Should Honolulu Credit Unions Pay More Than $100 in Property Taxes?

Currently, credit unions, as well as other nonprofit organizations, only pay $100 in real property taxes to the City of Honolulu regardless of the assess value of the property.

However,the Hawaii Credit Union League opposes a proposal by the City of Honolulu that would either eliminate or raise the minimum real property tax on credit unions and other nonprofit organizations to help address the city's $140 million budget deficit.

For example, HawaiiUSA Federal Credit Union's corporate office at 1226 College Walk are assessed at $16.9 million, but it only pays $100 in property taxes on this property. This $1.1 billion credit union's reported profits of $8.7 million for 2009.

I think HawaiiUSA FCU can afford to pay its fair share in property taxes.

After all, the only tax that federal credit unions are subject to is a real property tax and even that is contingent on local law.


  1. Correct me if I'm wrong, but don't federal credit unions pay employment taxes?

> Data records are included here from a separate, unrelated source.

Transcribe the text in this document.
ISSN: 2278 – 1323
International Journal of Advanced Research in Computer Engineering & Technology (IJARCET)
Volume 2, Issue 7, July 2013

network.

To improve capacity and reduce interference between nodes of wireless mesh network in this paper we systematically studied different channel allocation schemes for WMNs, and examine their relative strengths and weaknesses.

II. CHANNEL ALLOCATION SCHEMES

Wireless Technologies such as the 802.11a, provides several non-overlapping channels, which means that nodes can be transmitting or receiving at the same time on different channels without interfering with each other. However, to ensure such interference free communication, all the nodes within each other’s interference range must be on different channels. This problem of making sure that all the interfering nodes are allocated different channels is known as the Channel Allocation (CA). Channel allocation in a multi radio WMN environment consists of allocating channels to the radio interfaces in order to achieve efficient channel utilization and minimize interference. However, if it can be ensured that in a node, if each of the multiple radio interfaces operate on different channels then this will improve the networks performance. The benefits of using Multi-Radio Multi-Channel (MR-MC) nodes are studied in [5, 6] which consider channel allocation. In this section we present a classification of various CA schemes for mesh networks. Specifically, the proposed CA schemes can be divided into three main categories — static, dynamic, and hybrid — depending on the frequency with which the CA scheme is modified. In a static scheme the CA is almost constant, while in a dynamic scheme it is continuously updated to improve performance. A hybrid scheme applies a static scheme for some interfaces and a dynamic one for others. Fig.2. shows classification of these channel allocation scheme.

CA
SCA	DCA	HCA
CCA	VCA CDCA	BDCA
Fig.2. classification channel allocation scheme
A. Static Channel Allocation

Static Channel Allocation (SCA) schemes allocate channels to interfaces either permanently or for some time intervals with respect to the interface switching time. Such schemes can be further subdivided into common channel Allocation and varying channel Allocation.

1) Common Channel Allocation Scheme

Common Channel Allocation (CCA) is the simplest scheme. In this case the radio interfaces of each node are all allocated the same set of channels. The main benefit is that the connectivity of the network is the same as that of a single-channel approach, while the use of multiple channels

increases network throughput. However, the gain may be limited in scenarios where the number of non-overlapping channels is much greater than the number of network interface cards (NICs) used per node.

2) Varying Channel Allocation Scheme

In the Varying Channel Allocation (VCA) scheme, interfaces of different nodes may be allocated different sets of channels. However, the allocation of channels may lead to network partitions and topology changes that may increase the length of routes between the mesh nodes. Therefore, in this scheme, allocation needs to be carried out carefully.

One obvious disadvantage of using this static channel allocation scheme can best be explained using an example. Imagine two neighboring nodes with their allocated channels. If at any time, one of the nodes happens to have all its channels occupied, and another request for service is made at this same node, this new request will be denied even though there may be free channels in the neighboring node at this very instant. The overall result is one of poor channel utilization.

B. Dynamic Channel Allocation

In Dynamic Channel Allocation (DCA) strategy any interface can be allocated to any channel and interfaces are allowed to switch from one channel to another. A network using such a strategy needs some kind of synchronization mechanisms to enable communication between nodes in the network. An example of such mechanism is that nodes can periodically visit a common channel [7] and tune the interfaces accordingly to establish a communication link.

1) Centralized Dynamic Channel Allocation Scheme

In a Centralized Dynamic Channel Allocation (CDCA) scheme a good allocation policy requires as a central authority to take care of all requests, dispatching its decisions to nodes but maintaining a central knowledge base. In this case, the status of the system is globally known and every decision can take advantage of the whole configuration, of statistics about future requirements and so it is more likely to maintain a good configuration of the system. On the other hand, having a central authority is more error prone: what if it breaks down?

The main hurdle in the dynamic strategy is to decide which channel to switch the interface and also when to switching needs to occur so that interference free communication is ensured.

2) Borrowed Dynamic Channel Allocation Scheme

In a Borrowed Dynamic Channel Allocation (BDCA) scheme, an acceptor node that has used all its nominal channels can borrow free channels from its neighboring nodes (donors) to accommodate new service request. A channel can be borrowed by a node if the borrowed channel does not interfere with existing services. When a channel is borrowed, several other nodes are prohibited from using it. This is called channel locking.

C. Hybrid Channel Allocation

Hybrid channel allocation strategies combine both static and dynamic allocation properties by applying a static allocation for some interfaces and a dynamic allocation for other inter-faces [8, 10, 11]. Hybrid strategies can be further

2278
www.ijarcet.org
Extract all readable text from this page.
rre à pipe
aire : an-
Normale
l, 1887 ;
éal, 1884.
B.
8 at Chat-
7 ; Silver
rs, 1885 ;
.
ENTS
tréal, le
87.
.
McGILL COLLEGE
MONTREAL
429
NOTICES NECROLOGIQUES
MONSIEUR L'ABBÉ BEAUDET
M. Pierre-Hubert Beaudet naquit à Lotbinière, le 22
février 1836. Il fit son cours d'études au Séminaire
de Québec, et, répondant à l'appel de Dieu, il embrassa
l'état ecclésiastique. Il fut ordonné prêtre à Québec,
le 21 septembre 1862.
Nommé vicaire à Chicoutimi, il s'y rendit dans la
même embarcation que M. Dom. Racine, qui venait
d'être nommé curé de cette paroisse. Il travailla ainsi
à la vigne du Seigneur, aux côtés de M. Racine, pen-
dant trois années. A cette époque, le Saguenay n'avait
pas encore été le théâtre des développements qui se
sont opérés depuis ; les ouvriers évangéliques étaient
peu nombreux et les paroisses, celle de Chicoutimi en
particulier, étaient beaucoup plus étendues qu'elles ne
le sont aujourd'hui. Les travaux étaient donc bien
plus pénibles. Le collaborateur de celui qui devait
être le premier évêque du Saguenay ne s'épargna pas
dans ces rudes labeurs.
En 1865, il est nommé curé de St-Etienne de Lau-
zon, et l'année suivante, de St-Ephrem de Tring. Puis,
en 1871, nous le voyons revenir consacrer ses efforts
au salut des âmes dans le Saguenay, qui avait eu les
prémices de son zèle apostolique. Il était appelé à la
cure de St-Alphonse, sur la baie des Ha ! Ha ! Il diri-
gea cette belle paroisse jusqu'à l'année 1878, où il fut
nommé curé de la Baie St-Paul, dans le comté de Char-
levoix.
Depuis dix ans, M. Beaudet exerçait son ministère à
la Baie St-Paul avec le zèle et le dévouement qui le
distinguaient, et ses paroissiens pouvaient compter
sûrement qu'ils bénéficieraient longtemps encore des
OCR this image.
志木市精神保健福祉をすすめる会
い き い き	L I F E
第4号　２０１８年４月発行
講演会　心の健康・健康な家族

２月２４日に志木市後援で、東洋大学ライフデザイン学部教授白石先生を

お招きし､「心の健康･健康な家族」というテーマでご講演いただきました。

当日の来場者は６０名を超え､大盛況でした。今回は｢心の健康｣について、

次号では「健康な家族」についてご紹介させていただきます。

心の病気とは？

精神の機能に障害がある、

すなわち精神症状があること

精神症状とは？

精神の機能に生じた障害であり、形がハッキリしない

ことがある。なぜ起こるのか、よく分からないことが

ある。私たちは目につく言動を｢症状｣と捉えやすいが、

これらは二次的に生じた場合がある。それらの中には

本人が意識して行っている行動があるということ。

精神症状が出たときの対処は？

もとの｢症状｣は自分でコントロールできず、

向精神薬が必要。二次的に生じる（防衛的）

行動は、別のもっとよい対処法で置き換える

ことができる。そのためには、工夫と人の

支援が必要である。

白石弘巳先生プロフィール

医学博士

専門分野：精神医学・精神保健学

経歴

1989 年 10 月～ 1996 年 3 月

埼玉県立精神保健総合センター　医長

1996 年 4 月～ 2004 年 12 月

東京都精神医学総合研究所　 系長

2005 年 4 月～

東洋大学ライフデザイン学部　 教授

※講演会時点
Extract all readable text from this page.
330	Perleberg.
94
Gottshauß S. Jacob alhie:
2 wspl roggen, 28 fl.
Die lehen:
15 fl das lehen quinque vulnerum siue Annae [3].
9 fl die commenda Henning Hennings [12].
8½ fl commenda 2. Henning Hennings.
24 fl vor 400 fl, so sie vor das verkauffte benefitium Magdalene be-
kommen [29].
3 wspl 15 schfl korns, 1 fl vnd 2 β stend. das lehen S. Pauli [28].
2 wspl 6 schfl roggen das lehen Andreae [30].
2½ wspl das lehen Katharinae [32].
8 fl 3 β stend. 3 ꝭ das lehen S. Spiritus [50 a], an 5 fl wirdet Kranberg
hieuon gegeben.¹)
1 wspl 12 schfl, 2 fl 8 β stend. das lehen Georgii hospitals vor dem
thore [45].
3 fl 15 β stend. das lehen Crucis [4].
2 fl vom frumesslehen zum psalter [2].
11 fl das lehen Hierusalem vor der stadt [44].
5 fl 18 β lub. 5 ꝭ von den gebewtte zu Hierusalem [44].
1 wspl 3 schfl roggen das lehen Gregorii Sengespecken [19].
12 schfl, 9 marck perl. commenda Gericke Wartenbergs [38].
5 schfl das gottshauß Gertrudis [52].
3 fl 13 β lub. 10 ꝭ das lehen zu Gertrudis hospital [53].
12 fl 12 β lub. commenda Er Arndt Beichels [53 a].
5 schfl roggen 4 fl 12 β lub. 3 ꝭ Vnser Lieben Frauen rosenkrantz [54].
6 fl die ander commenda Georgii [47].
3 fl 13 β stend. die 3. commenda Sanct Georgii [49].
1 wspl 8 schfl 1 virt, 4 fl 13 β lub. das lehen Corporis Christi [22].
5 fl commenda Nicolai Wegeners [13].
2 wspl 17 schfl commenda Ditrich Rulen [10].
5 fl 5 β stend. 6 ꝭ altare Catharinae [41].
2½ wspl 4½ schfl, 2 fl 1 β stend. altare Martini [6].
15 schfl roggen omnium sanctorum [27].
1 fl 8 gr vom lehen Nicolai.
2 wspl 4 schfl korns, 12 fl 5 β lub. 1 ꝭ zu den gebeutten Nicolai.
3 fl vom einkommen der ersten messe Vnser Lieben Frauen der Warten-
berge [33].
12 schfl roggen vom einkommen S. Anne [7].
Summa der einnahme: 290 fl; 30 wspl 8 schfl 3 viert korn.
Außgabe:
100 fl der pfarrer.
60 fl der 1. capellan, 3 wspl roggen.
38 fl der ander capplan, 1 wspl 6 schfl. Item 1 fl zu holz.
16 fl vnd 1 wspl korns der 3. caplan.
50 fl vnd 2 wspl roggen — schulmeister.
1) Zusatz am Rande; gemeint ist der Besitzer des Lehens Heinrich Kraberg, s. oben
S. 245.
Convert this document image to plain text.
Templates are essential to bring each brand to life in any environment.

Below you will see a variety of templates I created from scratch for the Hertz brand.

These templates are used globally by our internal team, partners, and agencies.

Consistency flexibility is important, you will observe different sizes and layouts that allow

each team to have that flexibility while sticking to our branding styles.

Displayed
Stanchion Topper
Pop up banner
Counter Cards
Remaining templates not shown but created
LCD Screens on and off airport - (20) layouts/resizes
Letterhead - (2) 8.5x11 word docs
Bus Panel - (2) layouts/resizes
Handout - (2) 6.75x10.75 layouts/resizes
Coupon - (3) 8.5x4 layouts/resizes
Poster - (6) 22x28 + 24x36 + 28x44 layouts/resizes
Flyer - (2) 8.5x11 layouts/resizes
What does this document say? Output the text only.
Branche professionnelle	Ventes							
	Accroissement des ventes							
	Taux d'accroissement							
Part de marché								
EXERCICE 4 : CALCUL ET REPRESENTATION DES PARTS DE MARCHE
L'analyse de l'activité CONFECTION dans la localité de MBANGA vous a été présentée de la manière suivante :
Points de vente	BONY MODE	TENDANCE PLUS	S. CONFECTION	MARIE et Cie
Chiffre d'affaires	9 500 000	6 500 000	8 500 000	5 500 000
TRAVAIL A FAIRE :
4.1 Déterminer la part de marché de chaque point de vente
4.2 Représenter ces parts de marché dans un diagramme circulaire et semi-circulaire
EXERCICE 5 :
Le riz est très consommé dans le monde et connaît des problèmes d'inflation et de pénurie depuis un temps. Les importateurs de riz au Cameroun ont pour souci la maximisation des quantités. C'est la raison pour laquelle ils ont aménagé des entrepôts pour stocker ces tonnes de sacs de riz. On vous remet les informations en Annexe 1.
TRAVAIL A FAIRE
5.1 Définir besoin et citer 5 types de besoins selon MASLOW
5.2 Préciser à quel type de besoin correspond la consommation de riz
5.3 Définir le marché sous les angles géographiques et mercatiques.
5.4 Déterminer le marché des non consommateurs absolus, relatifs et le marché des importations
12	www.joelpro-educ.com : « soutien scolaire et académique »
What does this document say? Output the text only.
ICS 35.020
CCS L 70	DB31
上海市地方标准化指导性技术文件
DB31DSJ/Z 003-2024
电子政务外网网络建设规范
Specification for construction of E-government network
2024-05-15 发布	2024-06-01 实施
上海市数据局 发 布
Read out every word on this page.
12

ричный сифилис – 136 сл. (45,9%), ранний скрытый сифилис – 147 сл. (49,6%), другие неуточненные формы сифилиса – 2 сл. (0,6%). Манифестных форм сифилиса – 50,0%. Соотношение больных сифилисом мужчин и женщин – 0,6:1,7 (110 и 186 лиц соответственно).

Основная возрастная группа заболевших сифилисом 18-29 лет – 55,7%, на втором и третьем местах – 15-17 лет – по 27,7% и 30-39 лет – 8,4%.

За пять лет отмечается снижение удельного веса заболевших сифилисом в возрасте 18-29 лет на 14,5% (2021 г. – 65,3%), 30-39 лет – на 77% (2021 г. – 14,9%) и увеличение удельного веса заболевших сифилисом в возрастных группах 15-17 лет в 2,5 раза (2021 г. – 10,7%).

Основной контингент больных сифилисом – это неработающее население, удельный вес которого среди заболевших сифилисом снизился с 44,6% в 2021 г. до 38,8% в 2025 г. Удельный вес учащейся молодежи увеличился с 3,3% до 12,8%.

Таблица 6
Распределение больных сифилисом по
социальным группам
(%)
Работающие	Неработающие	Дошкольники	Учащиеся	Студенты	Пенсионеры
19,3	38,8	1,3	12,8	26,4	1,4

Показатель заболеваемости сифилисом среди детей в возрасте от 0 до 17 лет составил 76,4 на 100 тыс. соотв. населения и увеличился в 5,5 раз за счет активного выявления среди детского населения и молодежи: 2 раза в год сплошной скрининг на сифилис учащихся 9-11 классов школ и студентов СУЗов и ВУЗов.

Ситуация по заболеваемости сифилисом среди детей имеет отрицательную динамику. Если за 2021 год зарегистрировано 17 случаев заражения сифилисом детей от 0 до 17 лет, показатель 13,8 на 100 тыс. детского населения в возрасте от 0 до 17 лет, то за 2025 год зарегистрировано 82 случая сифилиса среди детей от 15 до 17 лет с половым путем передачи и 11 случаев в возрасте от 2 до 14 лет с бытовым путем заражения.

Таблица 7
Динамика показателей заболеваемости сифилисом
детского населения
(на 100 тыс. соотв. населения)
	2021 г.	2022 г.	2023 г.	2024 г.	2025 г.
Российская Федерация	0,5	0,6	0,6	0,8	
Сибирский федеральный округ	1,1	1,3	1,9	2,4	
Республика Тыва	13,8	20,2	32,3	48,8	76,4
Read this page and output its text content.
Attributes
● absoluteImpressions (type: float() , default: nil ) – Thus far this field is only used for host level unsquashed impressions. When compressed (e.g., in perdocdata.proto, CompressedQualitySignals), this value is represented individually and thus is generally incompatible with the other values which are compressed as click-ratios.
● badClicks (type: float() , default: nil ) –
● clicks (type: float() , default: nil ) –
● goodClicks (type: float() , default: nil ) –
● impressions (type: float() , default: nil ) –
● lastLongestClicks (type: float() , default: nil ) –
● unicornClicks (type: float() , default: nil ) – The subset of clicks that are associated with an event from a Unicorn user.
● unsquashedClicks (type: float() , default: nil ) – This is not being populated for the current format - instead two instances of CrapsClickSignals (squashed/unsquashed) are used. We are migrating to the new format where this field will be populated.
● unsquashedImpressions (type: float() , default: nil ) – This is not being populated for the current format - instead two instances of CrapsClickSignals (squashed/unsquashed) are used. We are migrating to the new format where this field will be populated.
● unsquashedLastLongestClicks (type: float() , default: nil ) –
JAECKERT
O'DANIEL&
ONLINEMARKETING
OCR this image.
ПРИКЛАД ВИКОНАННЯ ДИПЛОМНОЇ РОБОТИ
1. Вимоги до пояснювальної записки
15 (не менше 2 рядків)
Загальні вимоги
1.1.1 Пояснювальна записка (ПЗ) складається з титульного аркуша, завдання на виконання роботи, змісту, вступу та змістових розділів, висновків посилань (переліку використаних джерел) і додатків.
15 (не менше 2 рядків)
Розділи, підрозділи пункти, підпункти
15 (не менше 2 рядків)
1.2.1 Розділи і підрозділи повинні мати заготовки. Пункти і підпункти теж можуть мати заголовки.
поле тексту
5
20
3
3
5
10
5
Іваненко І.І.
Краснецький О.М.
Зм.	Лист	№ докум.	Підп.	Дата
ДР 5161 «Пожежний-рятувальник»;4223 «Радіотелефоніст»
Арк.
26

  2. FCUs must pay federal (and state/local) employment taxes, federal (and state/local) gasoline taxes, federal air travel taxes, state and local sales taxes (on many items when not paid directly by the FCU), and all the hidden taxes that Subchapter S banks must pay. Evidently not paying federal corporate income taxes is the key to FCUs not being eligible for TARP and other federal government bailout money.